En juillet aura lieu à Addis Abeba la
troisième Conférence mondiale sur le
financement du développement, après
celles de Monterrey en 2002 et Doha en
2008. L’enjeu, au delà des débats plutôt
­vains sur le montant de ce qui est
comptabilisé comme "aide publique au
développement" (APD), n’est­-il pas de
faire avancer la lutte contre cette
hémorragie fiscale ?

Effectivement cette conférence sera extrêmement importante, en 2015, et ne
portera pas seulement sur l’APD, mais sur ­tous les moyens de financer le déve­loppement (mobilisation des ressources domestiques, investissements étrangers et capitaux privés, commerce, APD, dette,...). Ce sera la première de trois conférences onusiennes sur des questions majeures cette année, avant celle de
septembre à New­-York sur la définition des Objectifs de Développement Durable (ODD) et la COP21 à Paris sur le change­ment climatique : on va donc parler de
l’argent disponible pour les pays en déve­loppement avant de discuter des actions à
mettre en œuvre, ce qui est positif.

Un des enjeux sera de dénoncer la place qui est accordée au secteur privé lorsque
les Etats parlent de financement du développement : aujourd’hui la mode est
aux partenariats public-­privé, présentés comme un levier pour attirer de nouveaux
fonds car les caisses publiques sont vides, sans aucune réflexion sur les impacts
réels. L’urgence est plutôt d’agir sur les mécanismes d’évitement de l’impôt qui
font que les caisses sont vides. La déclaration issue de la Conférence sera
non contraignante, donc l’enjeu n’est pas d’obtenir de grandes annonces, mais
d’acter par exemple la mise en place de processus, notamment la création d’une
agence onusienne sur la fiscalité. En effet, nous soutenons la demande de création
d’un organisme intergouvernemental au sein des Nations unies sur les questions
fiscales, pour lesquelles l’ONU n’est dotée actuellement que d’un comité d’experts qui a très peu de moyens et dont les membres n’ont pas de mandat politique... L’enjeu est crucial, car aujourd’hui c’est l’OCDE, un club de pays riches, qui se penche sur les réformes fiscales internationales : certes il y a eu des avancées, certes l’OCDE consulte de plus en plus les pays en développement, mais les décisions sont prises sans eux. Donc certains enjeux qui leur sont propres ne sont pas traités et les modalités techniques des accords récents les mettent de facto de côté.
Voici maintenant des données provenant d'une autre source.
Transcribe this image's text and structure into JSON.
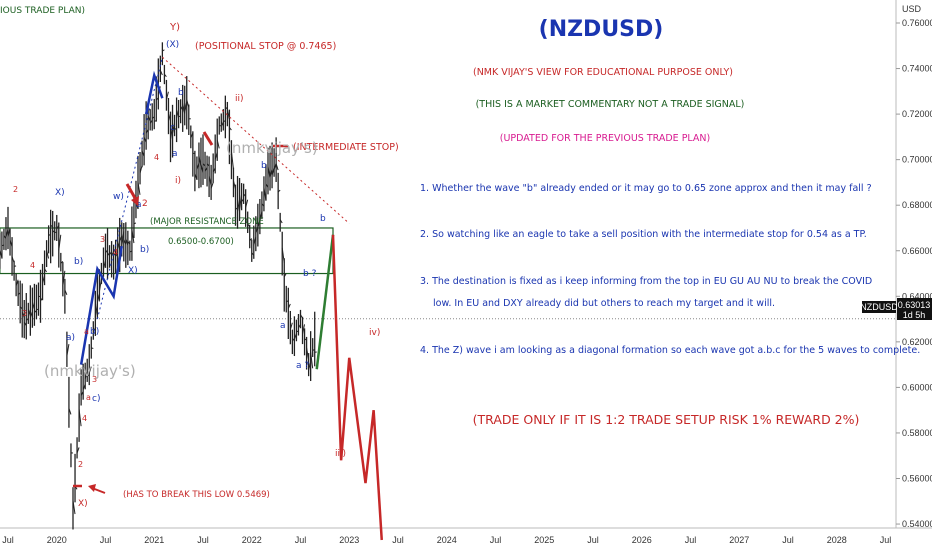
{
  "header": {
    "plan_label": "IOUS TRADE PLAN)",
    "title": "(NZDUSD)",
    "line1": "(NMK VIJAY'S VIEW FOR EDUCATIONAL PURPOSE ONLY)",
    "line2": "(THIS IS A MARKET COMMENTARY NOT A TRADE SIGNAL)",
    "line3": "(UPDATED FOR THE PREVIOUS TRADE PLAN)"
  },
  "notes": [
    "1. Whether the wave \"b\" already ended or it may go to 0.65 zone approx and then it may fall ?",
    "2. So watching like an eagle to take a sell position with the intermediate stop for 0.54 as a TP.",
    "3. The destination is fixed as i keep informing from the top in EU GU AU NU to break the COVID",
    "low. In EU and DXY already did but others to reach my target and it will.",
    "4. The Z) wave i am looking as a diagonal formation so each wave got a.b.c for the 5 waves to complete."
  ],
  "trade_note": "(TRADE ONLY IF IT IS 1:2 TRADE SETUP RISK 1% REWARD 2%)",
  "annotations": {
    "positional_stop": "(POSITIONAL STOP @ 0.7465)",
    "intermediate_stop": "(INTERMEDIATE STOP)",
    "zone_title": "(MAJOR RESISTANCE ZONE",
    "zone_range": "0.6500-0.6700)",
    "break_low": "(HAS TO BREAK THIS LOW 0.5469)",
    "watermark": "(nmkvijay's)"
  },
  "price_badge": {
    "symbol": "NZDUSD",
    "price": "0.63013",
    "countdown": "1d 5h"
  },
  "colors": {
    "red": "#c62828",
    "blue": "#1a35b0",
    "green": "#1b5e20",
    "magenta": "#d81b90",
    "projection_red": "#c62828",
    "projection_green": "#2e7d32",
    "zone_border": "#1b5e20"
  },
  "chart_data": {
    "type": "line",
    "symbol": "NZDUSD",
    "y_axis_currency": "USD",
    "ylim": [
      0.53,
      0.77
    ],
    "y_ticks": [
      "0.76000",
      "0.74000",
      "0.72000",
      "0.70000",
      "0.68000",
      "0.66000",
      "0.64000",
      "0.62000",
      "0.60000",
      "0.58000",
      "0.56000",
      "0.54000"
    ],
    "y_tick_values": [
      0.76,
      0.74,
      0.72,
      0.7,
      0.68,
      0.66,
      0.64,
      0.62,
      0.6,
      0.58,
      0.56,
      0.54
    ],
    "x_ticks": [
      "Jul",
      "2020",
      "Jul",
      "2021",
      "Jul",
      "2022",
      "Jul",
      "2023",
      "Jul",
      "2024",
      "Jul",
      "2025",
      "Jul",
      "2026",
      "Jul",
      "2027",
      "Jul",
      "2028",
      "Jul"
    ],
    "x_tick_dates": [
      "2019-07",
      "2020-01",
      "2020-07",
      "2021-01",
      "2021-07",
      "2022-01",
      "2022-07",
      "2023-01",
      "2023-07",
      "2024-01",
      "2024-07",
      "2025-01",
      "2025-07",
      "2026-01",
      "2026-07",
      "2027-01",
      "2027-07",
      "2028-01",
      "2028-07"
    ],
    "current_price": 0.63013,
    "resistance_zone": {
      "low": 0.65,
      "high": 0.67,
      "start": "2019-06",
      "end": "2022-11"
    },
    "positional_stop": 0.7465,
    "price_series": [
      {
        "date": "2019-06",
        "value": 0.66
      },
      {
        "date": "2019-07",
        "value": 0.67
      },
      {
        "date": "2019-08",
        "value": 0.645
      },
      {
        "date": "2019-09",
        "value": 0.63
      },
      {
        "date": "2019-10",
        "value": 0.635
      },
      {
        "date": "2019-11",
        "value": 0.64
      },
      {
        "date": "2019-12",
        "value": 0.665
      },
      {
        "date": "2020-01",
        "value": 0.67
      },
      {
        "date": "2020-02",
        "value": 0.64
      },
      {
        "date": "2020-03",
        "value": 0.5469
      },
      {
        "date": "2020-04",
        "value": 0.6
      },
      {
        "date": "2020-05",
        "value": 0.61
      },
      {
        "date": "2020-06",
        "value": 0.64
      },
      {
        "date": "2020-07",
        "value": 0.66
      },
      {
        "date": "2020-08",
        "value": 0.655
      },
      {
        "date": "2020-09",
        "value": 0.665
      },
      {
        "date": "2020-10",
        "value": 0.66
      },
      {
        "date": "2020-11",
        "value": 0.69
      },
      {
        "date": "2020-12",
        "value": 0.715
      },
      {
        "date": "2021-01",
        "value": 0.72
      },
      {
        "date": "2021-02",
        "value": 0.7465
      },
      {
        "date": "2021-03",
        "value": 0.71
      },
      {
        "date": "2021-04",
        "value": 0.72
      },
      {
        "date": "2021-05",
        "value": 0.725
      },
      {
        "date": "2021-06",
        "value": 0.695
      },
      {
        "date": "2021-07",
        "value": 0.7
      },
      {
        "date": "2021-08",
        "value": 0.69
      },
      {
        "date": "2021-09",
        "value": 0.715
      },
      {
        "date": "2021-10",
        "value": 0.72
      },
      {
        "date": "2021-11",
        "value": 0.68
      },
      {
        "date": "2021-12",
        "value": 0.685
      },
      {
        "date": "2022-01",
        "value": 0.66
      },
      {
        "date": "2022-02",
        "value": 0.675
      },
      {
        "date": "2022-03",
        "value": 0.695
      },
      {
        "date": "2022-04",
        "value": 0.7
      },
      {
        "date": "2022-05",
        "value": 0.645
      },
      {
        "date": "2022-06",
        "value": 0.62
      },
      {
        "date": "2022-07",
        "value": 0.63
      },
      {
        "date": "2022-08",
        "value": 0.61
      },
      {
        "date": "2022-09",
        "value": 0.625
      }
    ],
    "projection_green": [
      {
        "date": "2022-09",
        "value": 0.608
      },
      {
        "date": "2022-11",
        "value": 0.667
      }
    ],
    "projection_red": [
      {
        "date": "2022-11",
        "value": 0.667
      },
      {
        "date": "2022-12",
        "value": 0.568
      },
      {
        "date": "2023-01",
        "value": 0.613
      },
      {
        "date": "2023-03",
        "value": 0.558
      },
      {
        "date": "2023-04",
        "value": 0.59
      },
      {
        "date": "2023-05",
        "value": 0.533
      }
    ],
    "dotted_trendline": [
      {
        "date": "2021-02",
        "value": 0.745
      },
      {
        "date": "2023-01",
        "value": 0.672
      }
    ]
  }
}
Les annonces récentes sur la refonte du
système fiscal en Grèce prouvent, si besoin
était, que cet enjeu ne concerne pas
uniquement ce qu’on appelle les "pays en
développement"...

Il faut distinguer deux types de problèmes :

  • d’une part il peut y avoir un problème à l’intérieur des systèmes fiscaux des pays : exonérations indues, manque de contrôle, administration qui fait mal son travail, corruption... C’est là­-dessus que portent les annonces du nouveau Premier ministre grec pour lutter à court terme contre le manque de ressources fiscales.
  • d’autre part il y a des problèmes qui relèvent de manquements dans le système
    international et donc d’une coordination à ce niveau : échange automatique
    d’informations et transparence sur les sociétés écrans pour lutter contre la fraude
    fiscale, publication d’informations pays par pays sur les résultats financiers et
    l’activité réelle, réflexion sur de nouveaux modèles de taxation pour lutter contre les transferts artificiels de bénéfices des entreprises multinationales, etc.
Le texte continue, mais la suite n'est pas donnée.